How to Protect Yourself From Internet Scams
The Internet has brought many goods and services into our homes for our convenience and inconvenience. We all complain about unwanted E-mail in the form of spam.
When it comes to looking for that bargain, many of us have found ourselves searching the auction sites like eBay, and hosts of others that are open for business. It reminds me of the old fashion flee-market. Only now you don’t have to leave your home or chair to shop and buy all day long.
There are pit falls to this type of shopping, however. New rules to learn and new buyer beware tricks. You are not the only one using the auction sites to hunt down the perfect bargain. Con artists are using the same sites to hunt for their next mark, luring people off the sites, posting illegitimate ads, or sending spoof E-mails. Con artists are looking for people just like you.
10 Ways You Can Protect Your Wallet Before You Make That Next Great Buy Online:
- The Old Cliché, “If It Looks too Good It Is.” It’s as true today as it was years ago. A Too-cheap price probably means just that. Check retail prices at stores or look at price comparison sites for a realistic number. If it’s too cheap or the price is just unbelievable, say goodbye to your cash.
- Location of the Item. Many new con-artists list an item for sale here in the US, but after you have agreed on a price reveals that you must wire your money to an overseas location. Dealing with overseas sellers is risky and it can be tough for U.S. Law enforcement to prosecute international cases. Don’t send your money to addresses not listed in the original ad. Chances are you just donated your cash to an individual you will never hear from again.
- Go to This Site for a Better Deal. If a seller tells you that you can save money if you go to this new website……all the red flags should go up in your head. If they lure you away from the original auction site, you are being set up. Websites are put up and taken down quickly. These scams get your money quickly and leave no forwarding address.
- Escrow Watch. Avoid online escrow services that require you to set up accounts with online payment services. Escrow services are in the business of taking money and should be equipped to do so. If an online escrow service states that they comply with US Financial and Business Code, you know it’s a phony set up. There is no such code!
- Push Plastic. The safest way to pay is by using your credit card. Most credit card companies provide charge-back protections. Don’t do business with sellers who say they accept credit cards but later tell you that you must use your credit card to do a wire transfer. Wire transfers of this nature have no protection. The con-artist knows this and is literally banking on the fact that you don’t!

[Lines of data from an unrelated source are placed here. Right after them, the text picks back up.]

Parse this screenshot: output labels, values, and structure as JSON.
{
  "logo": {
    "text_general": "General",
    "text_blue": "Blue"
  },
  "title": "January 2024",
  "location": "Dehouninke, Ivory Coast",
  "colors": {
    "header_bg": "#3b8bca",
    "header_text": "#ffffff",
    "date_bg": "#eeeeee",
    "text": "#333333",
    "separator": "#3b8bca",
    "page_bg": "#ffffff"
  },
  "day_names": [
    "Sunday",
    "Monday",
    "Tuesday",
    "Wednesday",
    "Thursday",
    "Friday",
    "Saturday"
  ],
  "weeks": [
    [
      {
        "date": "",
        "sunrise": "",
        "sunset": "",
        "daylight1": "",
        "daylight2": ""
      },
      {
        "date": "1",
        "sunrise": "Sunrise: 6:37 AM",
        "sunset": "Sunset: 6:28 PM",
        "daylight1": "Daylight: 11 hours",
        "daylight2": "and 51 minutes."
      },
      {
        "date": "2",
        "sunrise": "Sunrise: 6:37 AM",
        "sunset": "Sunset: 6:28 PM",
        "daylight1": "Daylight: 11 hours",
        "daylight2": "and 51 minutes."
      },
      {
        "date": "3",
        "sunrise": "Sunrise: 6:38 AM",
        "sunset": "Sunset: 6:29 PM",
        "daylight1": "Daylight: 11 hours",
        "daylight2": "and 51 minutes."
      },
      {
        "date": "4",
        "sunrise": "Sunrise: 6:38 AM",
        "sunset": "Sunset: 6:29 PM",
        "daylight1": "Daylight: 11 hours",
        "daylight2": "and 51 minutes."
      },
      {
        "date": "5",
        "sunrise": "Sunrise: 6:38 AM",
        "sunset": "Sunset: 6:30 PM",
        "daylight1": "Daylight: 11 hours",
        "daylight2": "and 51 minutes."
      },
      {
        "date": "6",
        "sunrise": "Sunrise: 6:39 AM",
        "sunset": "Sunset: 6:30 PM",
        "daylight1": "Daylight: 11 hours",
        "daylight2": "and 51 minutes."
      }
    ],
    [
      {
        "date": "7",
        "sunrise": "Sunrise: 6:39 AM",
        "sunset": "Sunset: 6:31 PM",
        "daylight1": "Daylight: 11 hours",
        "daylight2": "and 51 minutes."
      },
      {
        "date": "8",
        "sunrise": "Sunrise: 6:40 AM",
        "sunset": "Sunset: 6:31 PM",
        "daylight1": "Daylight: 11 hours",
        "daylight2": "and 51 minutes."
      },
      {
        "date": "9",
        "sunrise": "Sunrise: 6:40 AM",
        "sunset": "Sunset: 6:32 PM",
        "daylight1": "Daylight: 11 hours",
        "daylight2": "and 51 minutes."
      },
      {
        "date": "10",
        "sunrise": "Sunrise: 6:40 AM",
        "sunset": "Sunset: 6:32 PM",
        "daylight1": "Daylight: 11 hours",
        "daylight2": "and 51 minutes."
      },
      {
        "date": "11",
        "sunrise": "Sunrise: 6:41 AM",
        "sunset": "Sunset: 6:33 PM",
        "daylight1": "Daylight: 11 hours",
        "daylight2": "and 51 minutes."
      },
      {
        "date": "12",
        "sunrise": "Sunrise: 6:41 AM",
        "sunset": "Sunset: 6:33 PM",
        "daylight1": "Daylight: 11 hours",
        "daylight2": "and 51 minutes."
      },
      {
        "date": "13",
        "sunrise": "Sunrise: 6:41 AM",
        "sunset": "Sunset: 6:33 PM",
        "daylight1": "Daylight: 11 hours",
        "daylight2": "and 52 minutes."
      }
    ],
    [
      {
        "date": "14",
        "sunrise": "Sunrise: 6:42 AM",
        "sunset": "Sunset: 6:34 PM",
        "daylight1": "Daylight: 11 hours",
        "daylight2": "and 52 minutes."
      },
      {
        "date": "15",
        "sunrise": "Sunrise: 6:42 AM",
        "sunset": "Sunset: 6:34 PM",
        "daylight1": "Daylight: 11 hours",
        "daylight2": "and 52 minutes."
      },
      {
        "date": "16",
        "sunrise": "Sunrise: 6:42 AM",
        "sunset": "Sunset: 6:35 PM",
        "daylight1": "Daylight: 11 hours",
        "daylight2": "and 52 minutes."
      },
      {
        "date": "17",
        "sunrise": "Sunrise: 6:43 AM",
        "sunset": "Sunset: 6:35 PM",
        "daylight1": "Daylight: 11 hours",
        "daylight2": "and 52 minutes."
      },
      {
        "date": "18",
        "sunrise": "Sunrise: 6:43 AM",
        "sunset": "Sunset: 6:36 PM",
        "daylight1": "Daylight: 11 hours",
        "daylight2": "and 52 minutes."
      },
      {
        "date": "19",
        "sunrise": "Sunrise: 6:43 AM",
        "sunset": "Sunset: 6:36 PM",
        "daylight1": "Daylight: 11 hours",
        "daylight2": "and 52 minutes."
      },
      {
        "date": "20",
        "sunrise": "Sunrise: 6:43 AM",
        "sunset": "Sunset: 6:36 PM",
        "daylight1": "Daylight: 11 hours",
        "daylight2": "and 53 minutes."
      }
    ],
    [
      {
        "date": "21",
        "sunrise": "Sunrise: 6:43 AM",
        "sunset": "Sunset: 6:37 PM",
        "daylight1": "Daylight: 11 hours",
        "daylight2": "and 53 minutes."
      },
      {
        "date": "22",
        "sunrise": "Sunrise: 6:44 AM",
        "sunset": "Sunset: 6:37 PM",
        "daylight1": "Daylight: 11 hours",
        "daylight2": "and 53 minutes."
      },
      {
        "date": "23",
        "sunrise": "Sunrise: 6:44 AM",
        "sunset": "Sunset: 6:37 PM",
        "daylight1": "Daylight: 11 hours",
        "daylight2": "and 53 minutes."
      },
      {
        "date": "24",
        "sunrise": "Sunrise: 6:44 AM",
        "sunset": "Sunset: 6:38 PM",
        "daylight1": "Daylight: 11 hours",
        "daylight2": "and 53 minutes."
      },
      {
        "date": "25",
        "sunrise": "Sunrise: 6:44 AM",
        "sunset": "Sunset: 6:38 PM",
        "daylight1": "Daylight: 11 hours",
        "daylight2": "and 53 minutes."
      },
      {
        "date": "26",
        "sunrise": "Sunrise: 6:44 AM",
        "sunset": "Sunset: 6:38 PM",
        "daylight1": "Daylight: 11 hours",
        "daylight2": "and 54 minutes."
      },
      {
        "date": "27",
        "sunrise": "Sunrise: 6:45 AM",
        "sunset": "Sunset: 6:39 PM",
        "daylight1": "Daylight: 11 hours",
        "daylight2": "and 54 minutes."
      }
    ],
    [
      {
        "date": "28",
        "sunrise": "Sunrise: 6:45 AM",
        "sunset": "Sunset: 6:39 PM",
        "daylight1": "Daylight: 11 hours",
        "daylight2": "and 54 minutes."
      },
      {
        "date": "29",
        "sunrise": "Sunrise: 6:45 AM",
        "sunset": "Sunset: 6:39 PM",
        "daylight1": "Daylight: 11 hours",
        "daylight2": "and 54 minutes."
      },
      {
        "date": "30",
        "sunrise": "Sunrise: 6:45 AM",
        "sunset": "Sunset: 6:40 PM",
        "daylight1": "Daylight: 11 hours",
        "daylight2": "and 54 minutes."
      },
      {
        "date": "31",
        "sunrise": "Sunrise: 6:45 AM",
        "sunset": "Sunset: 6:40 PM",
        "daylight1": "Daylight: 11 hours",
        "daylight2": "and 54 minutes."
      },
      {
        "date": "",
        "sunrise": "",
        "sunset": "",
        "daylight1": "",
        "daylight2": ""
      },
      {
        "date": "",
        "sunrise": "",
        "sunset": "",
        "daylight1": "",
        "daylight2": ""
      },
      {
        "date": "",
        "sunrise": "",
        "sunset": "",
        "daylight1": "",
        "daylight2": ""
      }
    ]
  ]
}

- Don’t Give out Personal Information. I know this sounds simple. But you’d be surprised how often you can be tricked into giving out information like your Social Security number, driver’s license, date of birth, etc. Most auction sites don’t need this information to process your credit card. If you are required to give this information out or you’ve been told the auction site will close youraccount…don’t buy it. You are being set up for identity fraud and could lose thousands of dollars before you stop the damage.
- Limit Your Exposure. It’s not such a bad idea to get a credit card with a low limit. Use this card only for online purchases and your losses will be limited (perhaps $2,000.00 instead of $15,000.00).
- Beware of a Competitive Bidder. That’s right. Many con artists pay a shill to bid up the price of an item. They want you to pay the highest price possible. This is not so different than a live auction. People find themselves becoming competitive and they keep bidding. Before they know it, they’ve paid double the price they would have if they’d bought the item anywhere else. If you are the highest bidder many auction sites will require you to follow through or you will be barred from bidding on that site again.
- E-mail or Call the Seller. Sounds simple enough. Many times when you call the phone number it’s disconnected or the E-mail comes back undeliverable. Both should be warning signs to you that you are dealing with a con artist. Just picking up the phone and dialing the number to ask questions could save you thousands of dollars.
- Print and Save Everything. Save everything! Print the seller’s identification number, the description of the item you’re purchasing, any e-mail correspondence that went back and forth between you, what you paid for the item and how you paid for it. Save everything concerning the transaction. You may need it if you are indeed a victim.
We hope you’re never a victim of online auction house crime, but if you are you should to report it to the Internet Fraud Complaint Center, http://www.ic3.gov/default.aspx. Your complaint will be forwarded to the appropriate law enforcement authorities.
If you want additional information on this topic you can get more tips from the Federal Trade Commission www.ftc.gov.